The Narrative Character of our Faith

“Too many Christians are just pious versions of Ulysses Everett McGill protagonist in the movie Oh Brother Where Art Thou]; that is, too many Christians have bought into the modernist valorization of scientific facts and end up reducing Christianity to just another collection of propositions. Our beliefs are encapsulated in ‘statements of faith’ that simply catalog a collection of statements about God, Jesus, the Spirit, sin, redemption, and so on. Knowledge is reduced to biblical information that can be encapsulated and encoded. And so, in more ways than one, our construal of the Christian faith has capitulated to modernity and what Lyotard calls its ‘computerization’ of knowledge, indicating a condition wherein any knowledge that cannot be translated into a simple ‘code’ or reduced to ‘data’ is abandoned. But isn’t it curious that God’s revelation to humanity is given not as a collection of propositions or facts but rather within a narrative — a grand, sweeping story from Genesis to Revelation? Is there not a sense in which we’ve forgotten that God’s primary vehicle for revelation is a story unfolded within the biblical canon?”

James K.A. Smith, PhD., Who’s Afraid of Postmodernism?; pp. 74-75.
Lyotard’s “computerization of knowledge” reminds my of Polanyi’s “Tacit Knowing.”

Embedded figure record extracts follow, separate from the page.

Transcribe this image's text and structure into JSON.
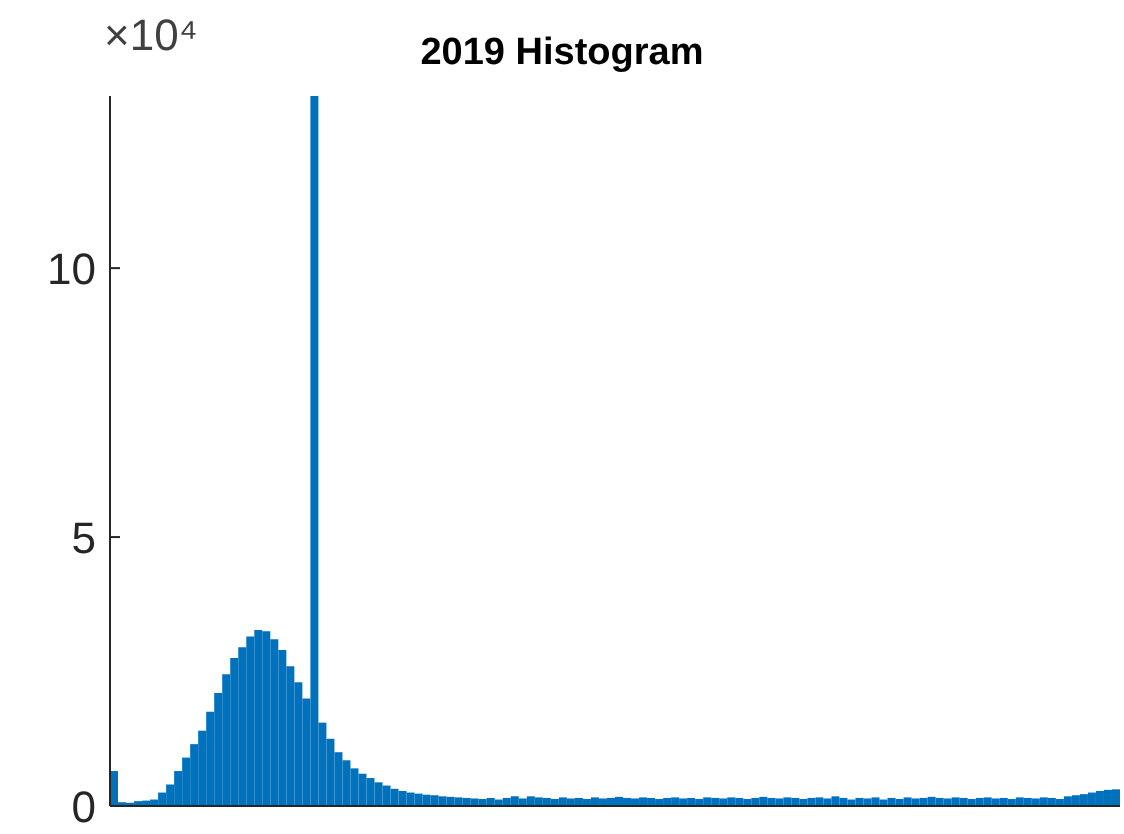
{
  "chart_data": {
    "type": "bar",
    "title": "2019 Histogram",
    "annotations": [
      "×10⁴"
    ],
    "categories": [
      null,
      null,
      null,
      null,
      null,
      null,
      null,
      null,
      null,
      null,
      null,
      null,
      null,
      null,
      null,
      null,
      null,
      null,
      null,
      null,
      null,
      null,
      null,
      null,
      null,
      null,
      null,
      null,
      null,
      null,
      null,
      null,
      null,
      null,
      null,
      null,
      null,
      null,
      null,
      null,
      null,
      null,
      null,
      null,
      null,
      null,
      null,
      null,
      null,
      null,
      null,
      null,
      null,
      null,
      null,
      null,
      null,
      null,
      null,
      null,
      null,
      null,
      null,
      null,
      null,
      null,
      null,
      null,
      null,
      null,
      null,
      null,
      null,
      null,
      null,
      null,
      null,
      null,
      null,
      null,
      null,
      null,
      null,
      null,
      null,
      null,
      null,
      null,
      null,
      null,
      null,
      null,
      null,
      null,
      null,
      null,
      null,
      null,
      null,
      null,
      null,
      null,
      null,
      null,
      null,
      null,
      null,
      null,
      null,
      null,
      null,
      null,
      null,
      null,
      null,
      null,
      null,
      null,
      null,
      null,
      null,
      null,
      null,
      null,
      null,
      null
    ],
    "values": [
      0.65,
      0.07,
      0.06,
      0.09,
      0.1,
      0.12,
      0.25,
      0.4,
      0.65,
      0.9,
      1.15,
      1.4,
      1.75,
      2.1,
      2.45,
      2.75,
      2.95,
      3.15,
      3.27,
      3.25,
      3.1,
      2.9,
      2.6,
      2.3,
      2.0,
      13.2,
      1.55,
      1.25,
      1.0,
      0.85,
      0.7,
      0.6,
      0.52,
      0.44,
      0.38,
      0.32,
      0.28,
      0.25,
      0.23,
      0.21,
      0.2,
      0.18,
      0.17,
      0.16,
      0.15,
      0.14,
      0.13,
      0.15,
      0.12,
      0.15,
      0.18,
      0.14,
      0.18,
      0.16,
      0.15,
      0.13,
      0.16,
      0.14,
      0.15,
      0.13,
      0.16,
      0.14,
      0.15,
      0.17,
      0.15,
      0.14,
      0.16,
      0.15,
      0.13,
      0.15,
      0.16,
      0.14,
      0.15,
      0.13,
      0.16,
      0.15,
      0.14,
      0.16,
      0.15,
      0.13,
      0.15,
      0.17,
      0.15,
      0.14,
      0.16,
      0.15,
      0.13,
      0.15,
      0.16,
      0.14,
      0.18,
      0.15,
      0.12,
      0.15,
      0.14,
      0.16,
      0.12,
      0.15,
      0.13,
      0.16,
      0.14,
      0.15,
      0.17,
      0.15,
      0.14,
      0.16,
      0.15,
      0.13,
      0.15,
      0.16,
      0.14,
      0.15,
      0.13,
      0.16,
      0.15,
      0.14,
      0.16,
      0.15,
      0.13,
      0.18,
      0.2,
      0.22,
      0.25,
      0.28,
      0.3,
      0.31
    ],
    "color": "#0072bd",
    "ylim": [
      0,
      13.2
    ],
    "yticks": [
      0,
      5,
      10
    ]
  }
}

“This is why the Scriptures must remain central for the postmodern church, for it is precisely the story of the canon of Scripture that narrates our faith… The narrative character of our faith should affect not only our proclamation and witness but also our worship and formation. …we need to know the story, and that story should be communicated when we gather as the people of God, that is, in worship. That is why the most postmodern congregations will be those that learn to be ancient, reenacting the biblical narrative. Just as Lyotard’s account of narrative knowledge shows a link between premodern and postmodern, so worship in postmodernity (which appreciates the role of narrative) should signal a recovery of liturgical tales — the narrating of creation, fall, redemption (as well as crucifixion, burial, and resurrection) in the very manner in which we worship.” (pp.75-76)

They kept saying, “Show us a sign. Give us proof. Then, we will believe.” And He responded always, “No.”